Pensiamo anche come, nella storia, uno dei primi individui conosciuti che utilizzò l’ipnosi fosse Charcot con le pazienti isteriche. Anche se ciò non è del tutto vero.
L’ipnosi come cura fu utilizzata già nel 1915 da Myers (Myers, 1915) in seguito agli scontri avvenuti nella prima guerra mondiale; egli era di nazionalità inglese e sulla Gazette “The Lancet” fu pubblicato un resoconto dei suoi studi e dei suoi metodi di cura tramite il trattamento ipnotico.
I suoi pazienti era tutti militi affetti da mutismo, paralisi e PTSD (all’epoca chiamato shellshock) e grazie ai suoi sforzi in abito neurocognitivo molti poterono riprendersi dal trauma subito.
Ma l’ipnosi non è solo questo.
Piuttosto, essa può essere definita come uno stato di coscienza diverso dallo stato di veglia comune (Weitzenhoffer, 2000). Quando si è nello stato ipnotico l’ipnotista può fornire suggestioni al soggetto per produrre dei cambiamenti nelle percezioni, nelle emozioni, nei pensieri in modo da facilitare il cambiamento a lungo termine di schemi di comportamento. (Heap & Aravind, 2002) (https://www.stateofmind.it/2016/06/ipnosi-nello-sport/).
Ecco come tale stato, che spesso è stato avvicinato ad una condizione di estrema concertazione, come lo state of flow negli atleti o la totale fluidità di pensiero presente nella meditazione tradizionale.
Questa condizione è ovviamente naturale e del tutto normale per il corpo e la mente, pensiamo a quando salendo in macchina facciamo il percorso fino a casa e d’un tratto sobbalziamo, inconsapevoli di come ci siamo arrivati. Ecco, questo è un tipico esempio di stato di trance in cui tutto avviene all’esterno senza che l’interno se ne renda conto. Il concetto più importante è proprio questo, l’attenzione passa dall’esterno all’interno, permettendoci di focalizzarci maggiormente sui nostri stati emotivi e sui nostri pensieri. (A. Calderoni; G. Regaldo, “Ipnomed” 2019).
…Continua a guardare il pendolo…
Come si può entrare in uno stato ipnotico? La risposta è davvero molto semplice, tramite una stimolazione verbale, condotta dall’ipnotista, il soggetto inizia ad aumentare la propria consapevolezza interiore (come ad esempio il suo respiro, il battito cardiaco, il fluire dei propri pensieri) e cessa di analizzare costantemente l’ambiente esterno. Gli occhi sono l’espressione finale del sistema nervoso centrale e tramite la stimolazione anche di questa parte sensoriale è possibile iniziare il passaggio dallo stato di veglia a quello di trance.

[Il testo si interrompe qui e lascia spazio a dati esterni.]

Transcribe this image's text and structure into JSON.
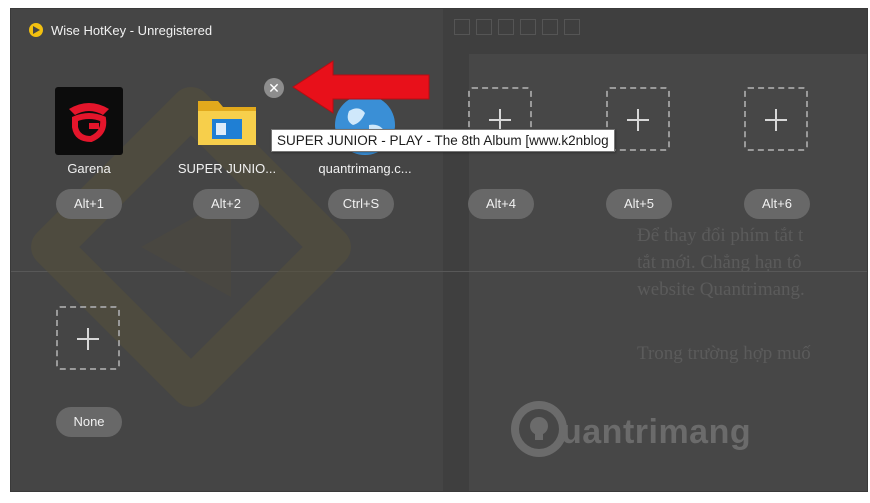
{
  "window": {
    "title": "Wise HotKey - Unregistered"
  },
  "colors": {
    "window_bg": "#454545",
    "hotkey_pill": "#686868",
    "arrow": "#e8101a",
    "app_icon": "#f2c010"
  },
  "slots": [
    {
      "name": "Garena",
      "hotkey": "Alt+1",
      "icon": "garena-icon"
    },
    {
      "name": "SUPER JUNIO...",
      "hotkey": "Alt+2",
      "icon": "folder-icon"
    },
    {
      "name": "quantrimang.c...",
      "hotkey": "Ctrl+S",
      "icon": "globe-icon"
    },
    {
      "name": "",
      "hotkey": "Alt+4",
      "icon": "plus-icon"
    },
    {
      "name": "",
      "hotkey": "Alt+5",
      "icon": "plus-icon"
    },
    {
      "name": "",
      "hotkey": "Alt+6",
      "icon": "plus-icon"
    },
    {
      "name": "",
      "hotkey": "None",
      "icon": "plus-icon"
    }
  ],
  "tooltip": {
    "text": "SUPER JUNIOR - PLAY - The 8th Album [www.k2nblog"
  },
  "background_text": {
    "line1": "Để thay đổi phím tắt t",
    "line2": "tắt mới. Chẳng hạn tô",
    "line3": "website Quantrimang.",
    "line4": "Trong trường hợp muố"
  },
  "watermark": {
    "text": "uantrimang"
  }
}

Per dare un esempio concreto, l’ipnotista fa seguire con lo sguardo un punto in costante movimento, come un pendolo ad esempio, e comincia a ratificare tutti i cambiamenti fisici visibili del soggetto (quanto profondo è il suo respiro, se deglutisce ecc.)

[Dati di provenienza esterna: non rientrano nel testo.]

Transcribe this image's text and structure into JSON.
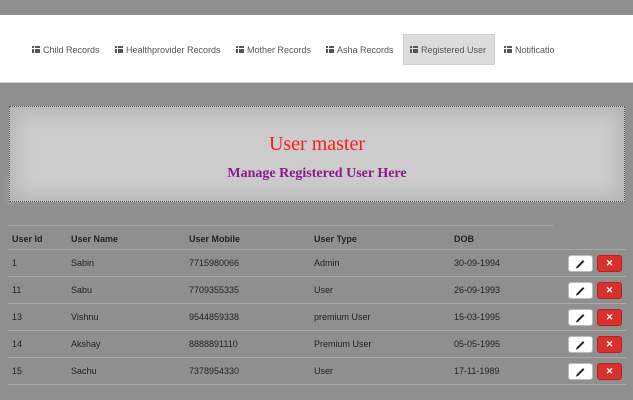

Di seguito permette al proprio paziente di chiudere gli occhi, che in seguito alle diverse stimolazioni ricevute si fanno “più pesanti”. Da qui l’individuo è in una fase di rilassamento superiore a quanto può sperimentare durante la veglia, settando il punto di partenza per entrare in una fase di reale trance. Grazie a questo processo di interiorizzazione è possibile far simulare al paziente situazioni e immagini sulle quale poi condurre terapie e processi di miglioramento personale.
Le potenzialità di tale pratica sono conosciute e usate in ambito clinico da più di cento anni e permettono in ogni caso di migliorare la qualità della vita degli individui, dallo sportivo che vuole accedere a prestazioni superiori alla cura di fobie.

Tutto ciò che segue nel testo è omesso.